Hello, I'm Ganesh Kumar. I'm working on git-lrc: a Git hook for Checking AI generated code.
AI agents write code fast. They also silently remove logic, change behavior, and introduce bugs -- without telling you. You often find out in production.
git-lrc fixes this. It hooks into git commit and reviews every diff before it lands. 60-second setup. Completely free.
Here is the corrected version of your blog post with improved grammar and flow, while maintaining your personal style:
In my previous post, I explained how to work with arrays and use pointers with arrays.
Now let's learn about slices in go.
What is Slices
Slices are dynamic arrays.
Slices use pointers to refer to the underlying array.
Here is how you can create slices.
How to create slices
Initialize array and create slice from it.
For creating slice from array, we use [start:end] notation.
start is the starting index of the slice.
end is the ending index of the slice.
import "fmt"
func main() {
s := [5]int{10, 20, 30, 40,50}
fmt.Println(s)
var s1 []int = s[1:3]
fmt.Println(s1)
}
Output:
[10 20 30 40 50]
[20 30]
How Slices Work Internally
Slices will be having 3 components.
- Pointer to the underlying array.
- Length of the slice.
- Capacity of the slice.
It is little bit confusing, let's understand with above example.
[10, 20, 30, 40, 50]
Now by above image we can understand how it works internally.
Conclusion
In this we learned about slice data type and how it works internally.
π Check out: git-lrc
Any feedback or contributors are welcome! Itβs online, open-source, and ready for anyone to use.
β Star it on GitHub:
HexmosTech
/
git-lrc
Free, Unlimited AI Code Reviews That Run on Commit
AI agents write code fast. They also silently remove logic, change behavior, and introduce bugs -- without telling you. You often find out in production.
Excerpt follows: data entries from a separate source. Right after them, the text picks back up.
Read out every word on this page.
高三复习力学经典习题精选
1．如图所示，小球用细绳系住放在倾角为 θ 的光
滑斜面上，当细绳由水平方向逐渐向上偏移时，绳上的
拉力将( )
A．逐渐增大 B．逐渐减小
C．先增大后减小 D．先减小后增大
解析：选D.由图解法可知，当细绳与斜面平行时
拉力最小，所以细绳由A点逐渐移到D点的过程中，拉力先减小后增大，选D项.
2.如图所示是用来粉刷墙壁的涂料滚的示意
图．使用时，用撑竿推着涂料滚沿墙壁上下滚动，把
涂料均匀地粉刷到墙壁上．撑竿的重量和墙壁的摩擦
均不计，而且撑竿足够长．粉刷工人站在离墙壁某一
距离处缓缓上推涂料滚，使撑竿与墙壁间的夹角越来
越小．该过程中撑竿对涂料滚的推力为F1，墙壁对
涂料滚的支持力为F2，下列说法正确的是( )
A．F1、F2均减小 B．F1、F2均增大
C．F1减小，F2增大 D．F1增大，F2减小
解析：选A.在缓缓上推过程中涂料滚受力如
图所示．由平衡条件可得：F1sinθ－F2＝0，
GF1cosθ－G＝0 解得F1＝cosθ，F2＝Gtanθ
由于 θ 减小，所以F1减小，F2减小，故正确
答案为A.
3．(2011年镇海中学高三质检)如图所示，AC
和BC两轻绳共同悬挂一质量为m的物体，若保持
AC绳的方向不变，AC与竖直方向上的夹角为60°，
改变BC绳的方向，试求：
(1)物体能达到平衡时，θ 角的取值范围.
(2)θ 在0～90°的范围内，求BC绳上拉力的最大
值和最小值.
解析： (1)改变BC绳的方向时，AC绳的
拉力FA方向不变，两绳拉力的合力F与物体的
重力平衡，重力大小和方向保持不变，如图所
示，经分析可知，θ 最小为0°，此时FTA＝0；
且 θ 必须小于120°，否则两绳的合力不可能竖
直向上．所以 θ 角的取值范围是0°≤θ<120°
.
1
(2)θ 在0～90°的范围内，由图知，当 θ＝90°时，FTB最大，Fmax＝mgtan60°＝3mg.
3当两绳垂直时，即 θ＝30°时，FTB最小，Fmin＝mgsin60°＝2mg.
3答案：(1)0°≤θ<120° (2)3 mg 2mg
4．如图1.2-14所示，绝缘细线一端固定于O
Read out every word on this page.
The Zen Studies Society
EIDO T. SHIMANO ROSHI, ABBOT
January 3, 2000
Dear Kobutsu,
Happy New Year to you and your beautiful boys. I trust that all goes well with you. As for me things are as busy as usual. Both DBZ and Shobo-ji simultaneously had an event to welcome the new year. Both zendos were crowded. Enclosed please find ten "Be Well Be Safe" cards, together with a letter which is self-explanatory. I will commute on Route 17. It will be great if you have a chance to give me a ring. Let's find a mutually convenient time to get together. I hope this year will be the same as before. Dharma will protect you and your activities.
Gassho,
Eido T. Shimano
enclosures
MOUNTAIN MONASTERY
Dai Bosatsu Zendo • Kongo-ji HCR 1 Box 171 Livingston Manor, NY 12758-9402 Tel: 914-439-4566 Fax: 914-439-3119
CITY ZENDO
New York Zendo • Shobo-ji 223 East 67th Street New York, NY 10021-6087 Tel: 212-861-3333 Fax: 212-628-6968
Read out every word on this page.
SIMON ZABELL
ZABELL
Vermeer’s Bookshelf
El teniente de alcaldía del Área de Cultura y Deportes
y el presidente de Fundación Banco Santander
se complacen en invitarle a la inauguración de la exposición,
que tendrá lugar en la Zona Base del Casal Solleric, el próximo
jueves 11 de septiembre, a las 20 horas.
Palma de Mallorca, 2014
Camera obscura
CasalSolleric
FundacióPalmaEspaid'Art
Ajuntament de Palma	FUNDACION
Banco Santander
git-lrc fixes this. It hooks into git commit and reviews every diff before it lands. 60-second setup. Completely free.
See It In Action
See git-lrc catch serious security issues such as leaked credentials, expensive cloud operations, and sensitive material in log statements
git-lrc-intro-60s.mp4
Why
- π€ AI agents silently break things. Code removed. Logic changed. Edge cases gone. You won't notice until production.
- π Catch it before it ships. AI-powered inline comments show you exactly what changed and what looks wrong.
- π Build a habit, ship better code. Regular review β fewer bugs β more robust code β better results in your team.
- π Why git? Git is universal. Every editor, every IDE, every AIβ¦


Top comments (2)
Nice overview of slice internals! One thing worth mentioning is the gotcha with
appendβ when a slice exceeds its capacity, Go allocates a new underlying array. This means two slices that originally shared the same backing array can diverge silently after an append. It's one of those things that trips people up in production when they're mutating slices passed between functions. The diagram really helps make the pointer/length/capacity relationship click.Thanks for letting me know.
I have started learning in depth on these concepts.
Will surely mention these gotcha in upcoming articles.